Unfortunately, Rodney also exhibited astonishing greed and a tendency toward financial impropriety that set him apart even at a time when the prize-money system of incentive—"the age-old practice of private profit from the plunder of war" (304)—had firmly embedded materialistic concerns in the lives and careers of every naval officer. After Holland entered the war, Rodney promptly descended with his fleet on the small Dutch colony of St. Eustatius, a lucrative commercial center of Caribbean trade and source of considerable material support for the American rebels. But his conduct there "had disastrous strategic consequences for the British war in America…. Rodney remained at St. Eustatius for three critical months during which he ceased to pursue further naval operations" (308).

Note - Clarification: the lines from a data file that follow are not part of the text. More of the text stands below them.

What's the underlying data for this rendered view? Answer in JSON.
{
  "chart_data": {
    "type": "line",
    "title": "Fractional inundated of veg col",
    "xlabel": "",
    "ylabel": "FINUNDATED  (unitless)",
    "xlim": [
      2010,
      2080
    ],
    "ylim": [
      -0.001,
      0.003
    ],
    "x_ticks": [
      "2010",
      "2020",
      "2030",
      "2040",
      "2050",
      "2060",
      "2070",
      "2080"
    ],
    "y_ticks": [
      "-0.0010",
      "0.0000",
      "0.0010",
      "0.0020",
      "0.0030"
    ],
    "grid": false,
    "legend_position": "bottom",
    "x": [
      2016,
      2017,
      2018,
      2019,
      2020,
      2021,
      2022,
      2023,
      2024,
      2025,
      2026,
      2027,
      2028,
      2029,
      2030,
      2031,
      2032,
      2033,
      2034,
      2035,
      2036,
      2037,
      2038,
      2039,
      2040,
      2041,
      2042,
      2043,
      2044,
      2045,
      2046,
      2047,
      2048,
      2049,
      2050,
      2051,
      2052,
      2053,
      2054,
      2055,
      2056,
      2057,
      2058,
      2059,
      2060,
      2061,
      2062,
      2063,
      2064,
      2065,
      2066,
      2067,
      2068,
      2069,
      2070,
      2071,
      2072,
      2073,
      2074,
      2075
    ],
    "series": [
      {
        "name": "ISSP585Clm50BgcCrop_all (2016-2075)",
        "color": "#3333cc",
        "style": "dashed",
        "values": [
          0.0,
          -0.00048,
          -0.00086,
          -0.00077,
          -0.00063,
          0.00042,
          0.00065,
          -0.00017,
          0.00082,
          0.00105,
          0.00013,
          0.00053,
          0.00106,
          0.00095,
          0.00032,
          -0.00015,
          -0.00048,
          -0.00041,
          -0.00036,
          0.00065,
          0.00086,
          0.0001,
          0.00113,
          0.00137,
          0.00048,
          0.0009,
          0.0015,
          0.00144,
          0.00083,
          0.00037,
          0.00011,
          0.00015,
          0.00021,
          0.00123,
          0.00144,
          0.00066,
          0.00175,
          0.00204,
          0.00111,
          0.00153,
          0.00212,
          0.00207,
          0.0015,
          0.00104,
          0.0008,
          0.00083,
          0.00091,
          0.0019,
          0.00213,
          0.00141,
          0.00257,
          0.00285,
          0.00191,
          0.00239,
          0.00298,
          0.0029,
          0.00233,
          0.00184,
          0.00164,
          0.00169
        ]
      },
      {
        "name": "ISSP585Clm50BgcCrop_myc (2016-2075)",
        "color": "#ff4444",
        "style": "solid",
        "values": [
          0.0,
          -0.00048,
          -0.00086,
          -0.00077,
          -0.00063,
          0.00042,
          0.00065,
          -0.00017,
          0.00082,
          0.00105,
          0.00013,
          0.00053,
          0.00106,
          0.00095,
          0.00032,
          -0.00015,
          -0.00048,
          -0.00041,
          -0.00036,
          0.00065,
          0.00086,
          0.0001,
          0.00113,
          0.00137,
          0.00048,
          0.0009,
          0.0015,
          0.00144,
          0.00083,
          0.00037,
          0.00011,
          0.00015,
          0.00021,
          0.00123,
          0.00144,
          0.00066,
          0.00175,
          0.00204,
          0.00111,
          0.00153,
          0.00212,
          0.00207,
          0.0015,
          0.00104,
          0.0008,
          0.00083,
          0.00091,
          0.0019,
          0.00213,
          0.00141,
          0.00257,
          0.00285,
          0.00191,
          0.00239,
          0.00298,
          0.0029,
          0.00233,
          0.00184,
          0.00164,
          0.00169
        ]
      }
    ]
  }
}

In 1781, together with his chief subordinate, Rear Admiral Samuel Hood, Rodney had parried briefly with the huge French fleet under de Grasse, but the plundering of St. Eustatius and the resultant legal wrangling thoroughly preoccupied Britain's best admiral. Although Rodney learned in late summer 1781 that de Grasse had sailed to North America to conduct joint operations with the Continental Army and the French troops in the Colonies, he neglected to inform his counterpart in New York, Rear Admiral Thomas Graves, in a timely manner and also failed to consider the possibility that de Grasse would take his entire fleet to North America. He dispatched Hood with part of his fleet to reinforce Graves, bringing the combined squadron to nineteen ships of the line (against de Grasse's twenty-eight), but Rodney himself elected to sail to England with three ships of the line to answer the storm of parliamentary and public criticism over his actions at St. Eustatius. His plea of illness (a recurrence of gout) was a weak excuse—he had, after all, been bedridden during the "Moonlight Battle" off Cape St. Vincent in January 1780, yet prevailed over a Spanish fleet. Had he taken his entire fleet and his own valuable person to North America in pursuit of de Grasse, the decisive Battle of the Chesapeake in September 1781 might have had a different outcome and the army of Lord Cornwallis, trapped at Yorktown, might have been saved. Instead, Graves and Hood were beaten by de Grasse and Cornwallis was doomed. Rodney eventually returned to the Caribbean and his subsequent victory at the Battle of the Saintes helped Britain negotiate an honorable peace with its European adversaries, but the war against the American colonies was irretrievably lost.

O'Shaughnessy does not quite dispel accusations of incompetence against the British political and military leadership during the American Revolution. But he has written an outstanding scholarly book that will inform a wide readership about the manners, morals, and careers of his memorable subjects, as well as the wrangling that shaped the course of that great conflict.

[1] A concept made familiar by Daniel Yergin, Shattered Peace: The Origins of the Cold War and the National Security State (Boston: Houghton Mifflin, 1977).